Se è vero il secondo caso, ai desideri e alle prove del singolo, così come alla forza della suggestione sociale o alla sopraffazione dello Stato, si erge un limite morale assoluto. E detto limite ha la forza per salvare sia l’uomo che lo Stato. Perché vi è una logica della vita: le azioni eticamente sbagliate, apparentemente utili, alla fine portano alla rovina, come la storia ha comprovato. Ogni violazione dei diritti fondamentali della persona – tali perché inerenti all’esistenza stessa della persona – specie quando si realizza sotto l’egida della legge, conduce allo Stato autoritario, finanche totalitario.

Al Leviatano che, prima o poi, dopo aver divorato a guisa di Moloch i propri figli, si disgrega tra immani tragedie.

E’, quinid, il “favor vitae” la prima pietra per un nuovo umanesimo, a partire dal suo volgersi verso i più piccoli e i più fragili: «Chi con la sua malattia – annota S. Giovanni Paolo II nell’Evangelium Vitaecon il suo handicap o molto più semplicemente con la sua stessa esistenza, mette in discussione il benessere o le abitudini di vita di quanti sono più avvantaggiati, tende ad essere visto come un nemico da cui difendersi o da eliminare; si scatena così una specie di congiura contro la vita».

E’ la questione del soggetto e della sua vita la nuova questione antropologica che, come insegna Benedetto XVI nella “Caritas in Veritate” (p.78), è la “radice della questione sociale”. E pure Francesco mette in guardia nei confronti dell’emergente “cultura dello scarto”! Che i Tribunali del Regno Unito, alla luce della morte della piccola Indi, se ne facciano carico!

La sfida è la ragione, la laicità della ragione. Essa è al contempo capace, se non offuscata dall’ideologia, di andare in profondità, oltre il visibile dei sensi, e anche in ampiezza, oltre il limite del mio mondo, per estendere lo sguardo sui legami tra gli uomini e i rapporti sociali.

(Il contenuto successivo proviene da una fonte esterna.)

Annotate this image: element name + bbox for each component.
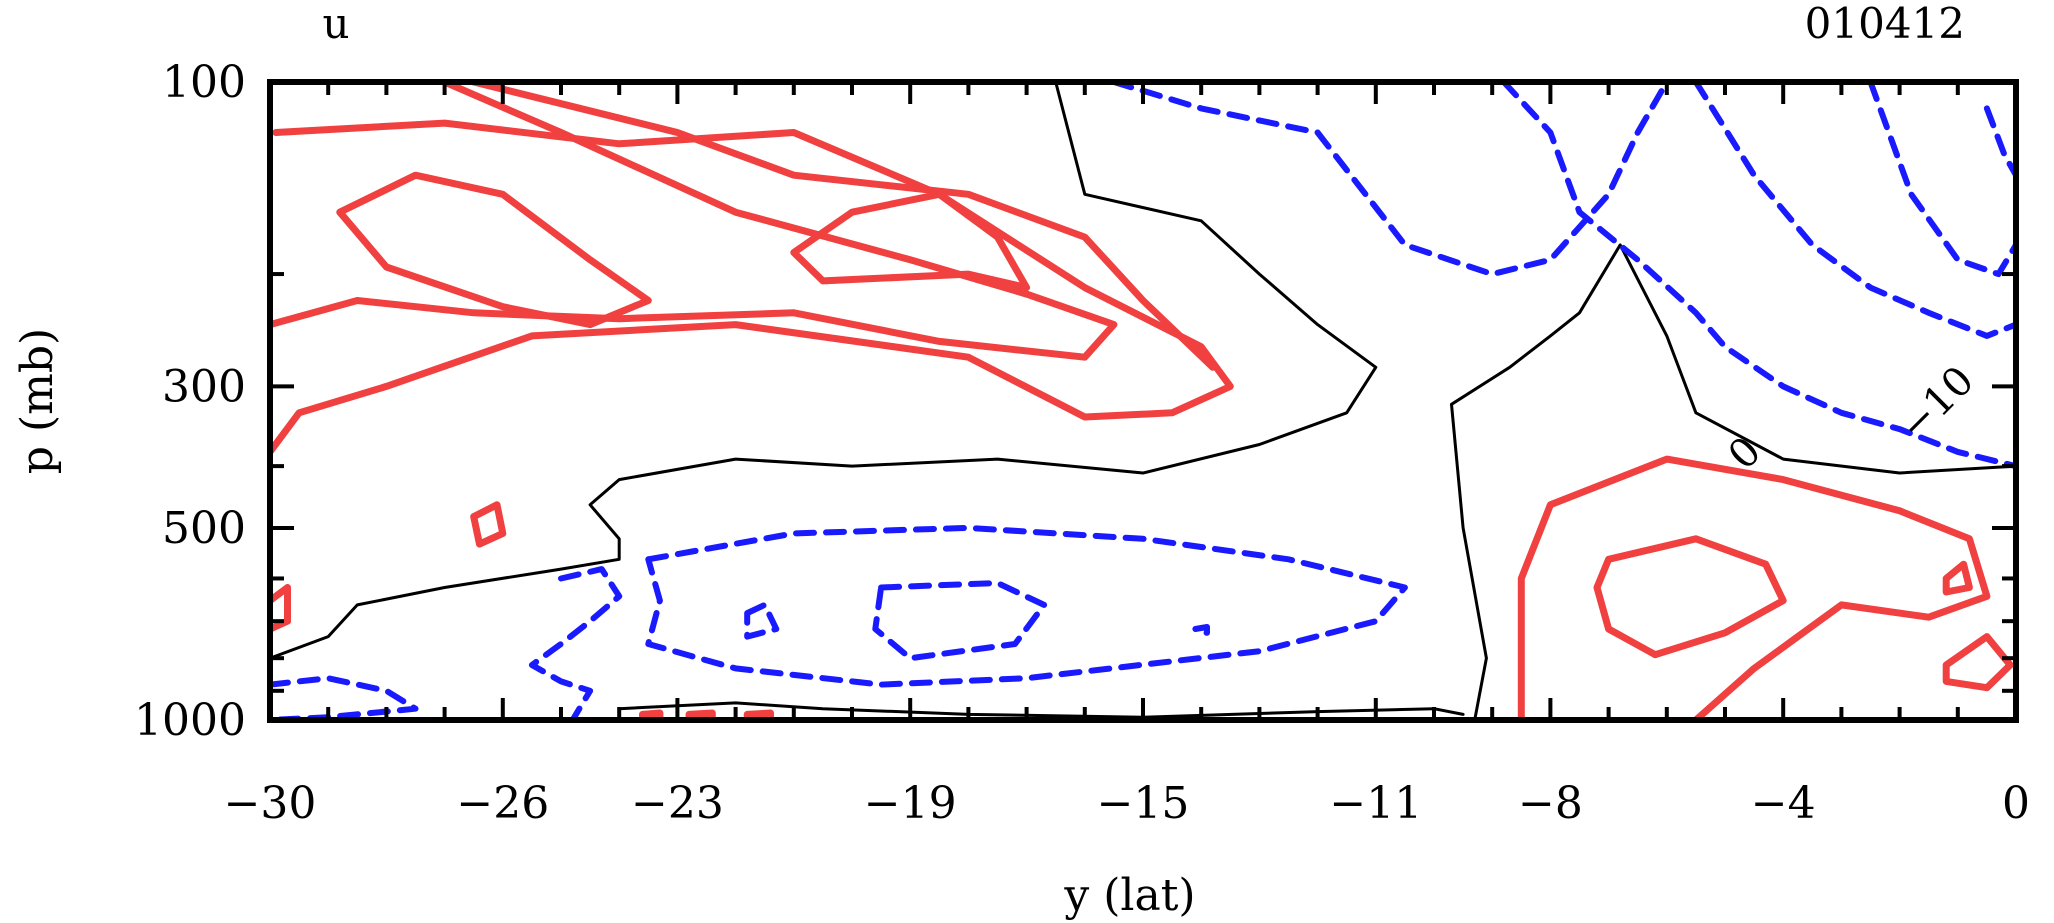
- contour-line-positive: [270, 584, 291, 633]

E il recupero della ragione riguarda anche il diritto e la legge e quindi conduce al cuore del bene comune, indicando la centralità culturale e politica del diritto alla vita.

Il nostro ordinamento giuridico è ispirato all’accennato “favor vitae”, sia in varie norme della Costituzione sia in leggi ordinarie. E così pure quello di vari Paesi nel mondo.  Si tratta di dargli pieno compimento, alla luce del criterio che la legge non è il comando del più forte, ma la forza prestata al debole. Non è superflua teoria, ma conferma del “fondamento” su cui tutto poggia, anche la prassi che voglia essere giusta.

 

 

 

 

Pino Morandini

ex magistrato e membro della Giunta del Movimento Per la Vita con incarico di Vicepresidente per il dialogo con la politica.